Furthermore, professional indemnity (PI) insurance is also giving brokers headaches, both in terms of sourcing cover for clients as well as getting PI insurance themselves.
Swindle explains: “PI as a class was already under pressure from a rating point of view, but then actually brokers’ own PI on the back of what is nervousness around [directors and officers] and the [business interruption] test case is increasingly challenging. Excess levels [are] increasing [and] capacity in that market has pretty much contracted.
“We’ve got brokers who are in a situation where they’re having to negotiate their PI and they’re worried they’re not going to be able to get cover the next day, which means they won’t be able to trade. That is a bigger issue and one where it needs far more focus from an industry perspective.”
Future talent focus
A further issue that brokers need to address, according to Swindle, is the “need to create a culture of awareness around what the insurance industry actually is”.

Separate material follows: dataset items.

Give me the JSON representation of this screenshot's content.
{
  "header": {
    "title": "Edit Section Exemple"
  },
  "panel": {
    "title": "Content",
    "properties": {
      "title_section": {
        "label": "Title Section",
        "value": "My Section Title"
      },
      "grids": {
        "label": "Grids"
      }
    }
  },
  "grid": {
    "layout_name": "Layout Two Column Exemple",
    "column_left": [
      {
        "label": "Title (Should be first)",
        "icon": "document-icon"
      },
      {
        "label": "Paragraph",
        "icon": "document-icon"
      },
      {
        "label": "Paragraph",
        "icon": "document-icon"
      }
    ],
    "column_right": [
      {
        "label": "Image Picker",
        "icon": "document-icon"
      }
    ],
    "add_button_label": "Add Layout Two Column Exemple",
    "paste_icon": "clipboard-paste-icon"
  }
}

“Its reputation has been somewhat tarnished by a lack of understanding into the industry but also a lack of talent and attracting talent,” she continues. “That bad press following the BI Supreme Court ruling has meant there’s a lack of trust in the industry again.”
This is where broking networks can really make a difference, Swindle adds, not only in providing education to brokers’ customers about how the insurance industry “goes beyond just the payment of the claim” to help clients “manage risks within their own [businesses]”, but also in supporting talent attraction.

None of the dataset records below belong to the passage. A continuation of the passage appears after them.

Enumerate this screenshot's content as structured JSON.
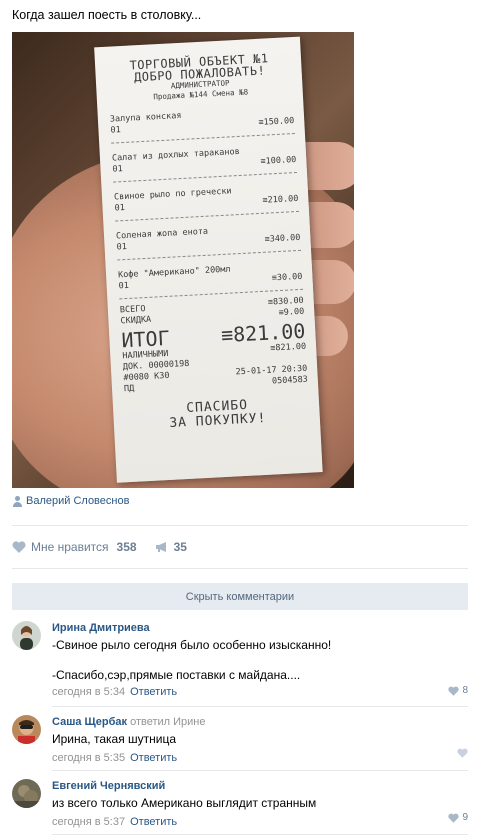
{
  "post": {
    "text": "Когда зашел поесть в столовку...",
    "author": "Валерий Словеснов"
  },
  "receipt": {
    "header_line1": "ТОРГОВЫЙ ОБЪЕКТ №1",
    "header_line2": "ДОБРО ПОЖАЛОВАТЬ!",
    "role": "АДМИНИСТРАТОР",
    "sale_info": "Продажа №144 Смена №8",
    "items": [
      {
        "name": "Залупа конская",
        "qty": "01",
        "price": "≡150.00"
      },
      {
        "name": "Салат из дохлых тараканов",
        "qty": "01",
        "price": "≡100.00"
      },
      {
        "name": "Свиное рыло по гречески",
        "qty": "01",
        "price": "≡210.00"
      },
      {
        "name": "Соленая жопа енота",
        "qty": "01",
        "price": "≡340.00"
      },
      {
        "name": "Кофе \"Американо\" 200мл",
        "qty": "01",
        "price": "≡30.00"
      }
    ],
    "subtotal_label": "ВСЕГО",
    "subtotal": "≡830.00",
    "discount_label": "СКИДКА",
    "discount": "≡9.00",
    "total_label": "ИТОГ",
    "total": "≡821.00",
    "cash_label": "НАЛИЧНЫМИ",
    "cash": "≡821.00",
    "doc": "ДОК. 00000198",
    "terminal": "#0080 КЗ0",
    "datetime": "25-01-17 20:30",
    "pd_label": "ПД",
    "pd": "0504583",
    "thanks_line1": "СПАСИБО",
    "thanks_line2": "ЗА ПОКУПКУ!"
  },
  "actions": {
    "like_label": "Мне нравится",
    "like_count": "358",
    "share_count": "35"
  },
  "hide_comments_label": "Скрыть комментарии",
  "comments": [
    {
      "author": "Ирина Дмитриева",
      "reply_to": "",
      "text1": "-Свиное рыло сегодня было особенно изысканно!",
      "text2": "-Спасибо,сэр,прямые поставки с майдана....",
      "time": "сегодня в 5:34",
      "reply_label": "Ответить",
      "likes": "8"
    },
    {
      "author": "Саша Щербак",
      "reply_to": "ответил Ирине",
      "text1": "Ирина, такая шутница",
      "time": "сегодня в 5:35",
      "reply_label": "Ответить",
      "likes": ""
    },
    {
      "author": "Евгений Чернявский",
      "reply_to": "",
      "text1": "из всего только Американо выглядит странным",
      "time": "сегодня в 5:37",
      "reply_label": "Ответить",
      "likes": "9"
    }
  ],
  "colors": {
    "link": "#2a5885",
    "muted": "#939393",
    "icon": "#6b7e94",
    "button_bg": "#e5ebf1"
  }
}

For example, to take advantage of the government’s Kickstart Scheme, which provides funding to employers to create jobs for 16 to 24-year-olds on universal credit, “we bought a bunch of our members together to create a Kickstart collective”, Swindle says.
The networks have also been involved in a programme called Raise the Bar, which aims to foster the next generation of leaders within the industry.
“Attracting talent into this industry is the thing that will continue to keep it resilient, continue to make sure it’s doing the right thing for its customers moving forward and continue to keep it a really interesting place to work,” Swindle says.
Taking the ‘best bits’
As for the future of broking, Swindle predicts that pre- and post-pandemic highlights will merge to showcase the “best bits” of the sector moving forward.
For example, this would include retaining the industry’s “absolute focus on the client, the technical expertise that comes within the industry and the resilience of these businesses”, but adding the “open dialogue on wellbeing, on mental health, on diversity and inclusivity” that has become much more prominent since the onset of Covid-19.
“They were probably things that everybody talked about pre-pandemic, but I’m not entirely sure we were actually making a great drive to do anything about them,” Swindle says.
“Lots of these things have really come to the fore throughout the last 12 months and therefore we’ve got no choice but to make sure we are doing more than just talking about it, that we are now delivering on it.”
This will include being “far more flexible in the way that we work”, delivering “a change in leadership style” and building relationships in a more non-traditional way.
“What we will continue to see are the best bits about the expertise and the customer and the resilience, but I think we’ll also start seeing the best bits of the things that we’ve seen throughout the pandemic, which is a far more inclusive, diverse and maybe a more forward-thinking industry than perhaps we may have seen if this hadn’t happened and thrust us into this environment,” Swindle concludes.